Das Buch teilt sich in acht Kapitel auf. Den Hauptteil bilden sechs binnengegliederte Abschnitte, die jeweils eines der mythologischen Gemälde in chronologischer Abfolge in den Fokus rücken. Eingeleitet wird die Studie durch ein methodisches Kapitel, das den Ansatz des Autors skizziert und einen Überblick über den Forschungsstand bietet. Ein Resümee zieht die Fäden der Einzelanalysen zusammen.

Innerhalb der spanischen Malerei des 17. Jahrhunderts nehmen Velázquez' mythologische Gemälde eine singuläre Stellung ein. Während mythologische Stoffe in der Literatur und insbesondere im Theater des Siglo de Oro weit verbreitet waren, spielen sie in den Bildkünsten jener Zeit eine marginale Rolle. Tiesbrummel konstatiert daher, dass Velázquez' Werke "den einzigen nennenswerten Beitrag Spaniens zur Mythologie" (417-418) im Bereich der Bildkunst darstellen. Zwar fanden sich in den Sammlungen des Madrider Hofes und des Adels zahlreiche mythologische Sujets, doch stammten diese in der Regel von ausländischen Künstlern.

Nicht nur die daraus resultierende Ausnahmeposition von Velázquez' mythologischen Arbeiten hat die Forschung beschäftigt, sondern ebenso, beispielsweise im Falle der Spinnerinnen, seine spezifische Auswahl der Motive aus dem breiten Fundus der antiken Mythologie. Hervorgehoben wurde dabei immer wieder die unkonventionelle kompositorische und ästhetische Gestaltung, die sich deutlich von tradierten Bildlösungen absetzt. Gerade diese Abweichungen haben - je nach methodischer Ausrichtung der Interpretinnen und Interpreten - zu einer Vielzahl divergierender Deutungen geführt. [2]

Tiesbrummel zielt darauf, eine Alternative zu bisherigen Ansätzen zu entwickeln. Dazu beschränkt er sich nicht darauf, die Werke als thematisch zusammenhängenden Komplex zu betrachten, sondern legt besonderen Wert auf eine umfassende Analyse, die nicht nur das "Was (das Thema)", sondern auch das "Wie (die Form)" sowie ein "Drittes", das "Dass [sic!] des Bildes, seine Präsenz", berücksichtigt (18).
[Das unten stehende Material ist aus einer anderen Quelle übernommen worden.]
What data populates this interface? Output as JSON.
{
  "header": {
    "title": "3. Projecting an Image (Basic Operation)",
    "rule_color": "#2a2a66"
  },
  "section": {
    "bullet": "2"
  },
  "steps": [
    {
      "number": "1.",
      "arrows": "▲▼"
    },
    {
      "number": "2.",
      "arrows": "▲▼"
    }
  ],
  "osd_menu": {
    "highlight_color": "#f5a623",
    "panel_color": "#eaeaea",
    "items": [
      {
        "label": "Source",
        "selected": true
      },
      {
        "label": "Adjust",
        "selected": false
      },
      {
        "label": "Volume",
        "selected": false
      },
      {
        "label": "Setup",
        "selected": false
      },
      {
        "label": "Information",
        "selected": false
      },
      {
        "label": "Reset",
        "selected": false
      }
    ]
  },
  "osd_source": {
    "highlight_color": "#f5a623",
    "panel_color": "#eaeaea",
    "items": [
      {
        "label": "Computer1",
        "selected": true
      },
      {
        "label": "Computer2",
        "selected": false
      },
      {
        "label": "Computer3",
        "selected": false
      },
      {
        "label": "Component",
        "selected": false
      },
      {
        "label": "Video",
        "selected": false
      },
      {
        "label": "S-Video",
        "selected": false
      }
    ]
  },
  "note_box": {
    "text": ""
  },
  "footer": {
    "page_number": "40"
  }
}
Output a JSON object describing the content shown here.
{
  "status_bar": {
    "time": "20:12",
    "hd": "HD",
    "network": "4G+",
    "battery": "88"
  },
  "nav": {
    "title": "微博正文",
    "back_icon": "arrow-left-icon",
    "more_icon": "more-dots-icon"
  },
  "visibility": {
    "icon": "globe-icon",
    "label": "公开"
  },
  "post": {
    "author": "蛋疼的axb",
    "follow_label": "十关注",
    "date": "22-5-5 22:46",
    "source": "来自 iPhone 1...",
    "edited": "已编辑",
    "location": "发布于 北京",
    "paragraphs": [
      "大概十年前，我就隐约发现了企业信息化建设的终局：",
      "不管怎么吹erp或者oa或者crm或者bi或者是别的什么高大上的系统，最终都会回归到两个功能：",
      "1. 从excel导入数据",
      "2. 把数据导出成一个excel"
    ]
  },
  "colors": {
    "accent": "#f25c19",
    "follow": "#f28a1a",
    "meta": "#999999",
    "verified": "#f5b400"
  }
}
Seine Betrachtung basiert auf einer wiederholten, intensiven Auseinandersetzung mit den Gemälden im Original, die möglichst frei von im Voraus formulierten Annahmen und Theorien erfolgt. Die Werke sollen - in Abkehr von vorgeformten Begrifflichkeiten - aus sich selbst heraus bzw. aus der ästhetischen Interaktion des Betrachtenden mit ihnen verstanden werden. Dieser Ansatz ist grundsätzlich produktiv und trägt auch wiederholt bemerkenswerte Früchte, erscheint innerhalb der kunsthistorischen Methodik jedoch weniger neuartig, als der Autor suggeriert. Vielmehr wirkt die Selbstpositionierung als radikale Alternative zu etablierten Verfahren stellenweise rhetorisch überzeichnet. Etwa wenn Tiesbrummel konstatiert, sein Vorgehen sei "anstrengender als die bloße Applikation von allen möglichen Ideen und Theorien auf wehrlose Bilder" (20) oder sein Buch zu einem Beitrag erklärt, um "aus dem konstruktivistischen Gefängnis auszubrechen, in das sich Teile der Geisteswissenschaften manövriert haben." (21)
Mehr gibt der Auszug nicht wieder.